Organisée dans le cadre du Contrat d'objectif 3 financé par la Région Normandie, une matinée d'échanges s'est déroulée le 10 décembre au lycée d'Yvetot autour de la gestion de la ressource en eau. Ce programme multipartenaire est mené pour faire évoluer l'agroécologie en Normandie.

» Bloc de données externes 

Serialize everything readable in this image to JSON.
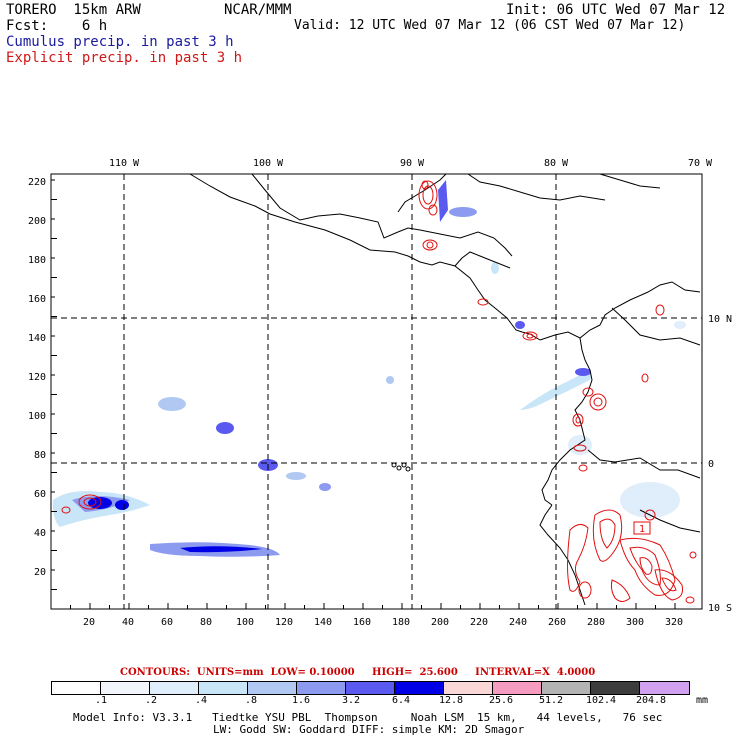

En 2023, un projet pédagogique s'est mis en place au lycée agricole d'Yvetot, ayant pour objectif la sensibilisation des apprenants à la ressource en eau dans un territoire sensible. Ce projet a comme support une zone tampon humide artificielle qui se situe sur le parcellaire de l'exploitation agricole du lycée, créée en 2016.
En 2023, un projet pédagogique s'est mis en place au lycée agricole d'Yvetot, ayant pour objectif la sensibilisation des apprenants à la ressource en eau dans un territoire sensible. Ce projet a comme support une zone tampon humide artificielle qui se situe sur le parcellaire de l'exploitation agricole du lycée, créée en 2016.
© Lycée agricole d'Yvetot

Le réseau des Civam normands, en partenariat avec la Chambre d'agriculture de Normandie, Bio en Normandie, la Fédération des Cuma Normandie, l'Ardear, l'Astradhor et le Sileban, a organisé une matinée d'échanges sur la gestion de la ressource en eau au lycée agricole d'Yvetot le 10 décembre 2024. " Les agriculteurs ont un rôle plus que primordial. Ils ont une responsabilité par rapport à l'eau", a introduit Anthony Lebouteiller, membre du bureau des Civam normands et éleveur laitier dans la Manche.

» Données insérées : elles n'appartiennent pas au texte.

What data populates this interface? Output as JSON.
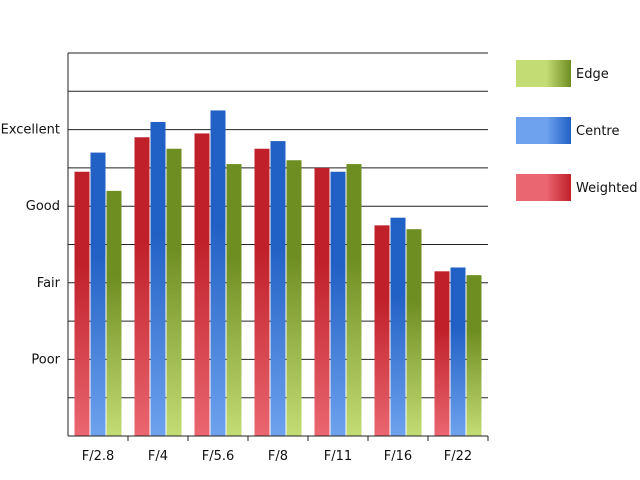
{
  "chart_data": {
    "type": "bar",
    "title": "",
    "xlabel": "",
    "ylabel": "",
    "categories": [
      "F/2.8",
      "F/4",
      "F/5.6",
      "F/8",
      "F/11",
      "F/16",
      "F/22"
    ],
    "ylim": [
      0,
      10
    ],
    "y_ticks": [
      {
        "label": "Poor",
        "value": 2
      },
      {
        "label": "Fair",
        "value": 4
      },
      {
        "label": "Good",
        "value": 6
      },
      {
        "label": "Excellent",
        "value": 8
      }
    ],
    "grid": "horizontal",
    "legend_position": "right",
    "series": [
      {
        "name": "Weighted",
        "color": "#c0202a",
        "light": "#ea6670",
        "values": [
          6.9,
          7.8,
          7.9,
          7.5,
          7.0,
          5.5,
          4.3
        ]
      },
      {
        "name": "Centre",
        "color": "#2160c4",
        "light": "#6ea2ee",
        "values": [
          7.4,
          8.2,
          8.5,
          7.7,
          6.9,
          5.7,
          4.4
        ]
      },
      {
        "name": "Edge",
        "color": "#6f8e22",
        "light": "#c4dc74",
        "values": [
          6.4,
          7.5,
          7.1,
          7.2,
          7.1,
          5.4,
          4.2
        ]
      }
    ],
    "legend_order": [
      "Edge",
      "Centre",
      "Weighted"
    ]
  }
}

L'agence de l'eau Seine Normandie a été invitée à faire un état des lieux de la qualité de l'eau en Normandie avec un focus sur la problématique pesticide. 

30 % des eaux souterraines sont en bon état chimique

Un inventaire de l'état chimique des masses d'eau souterraines en Normandie réalisé en 2019, met en avant que 72 % d'entre elles étaient en mauvais état. Ce même travail effectué actuellement montre que la situation s'est très peu améliorée.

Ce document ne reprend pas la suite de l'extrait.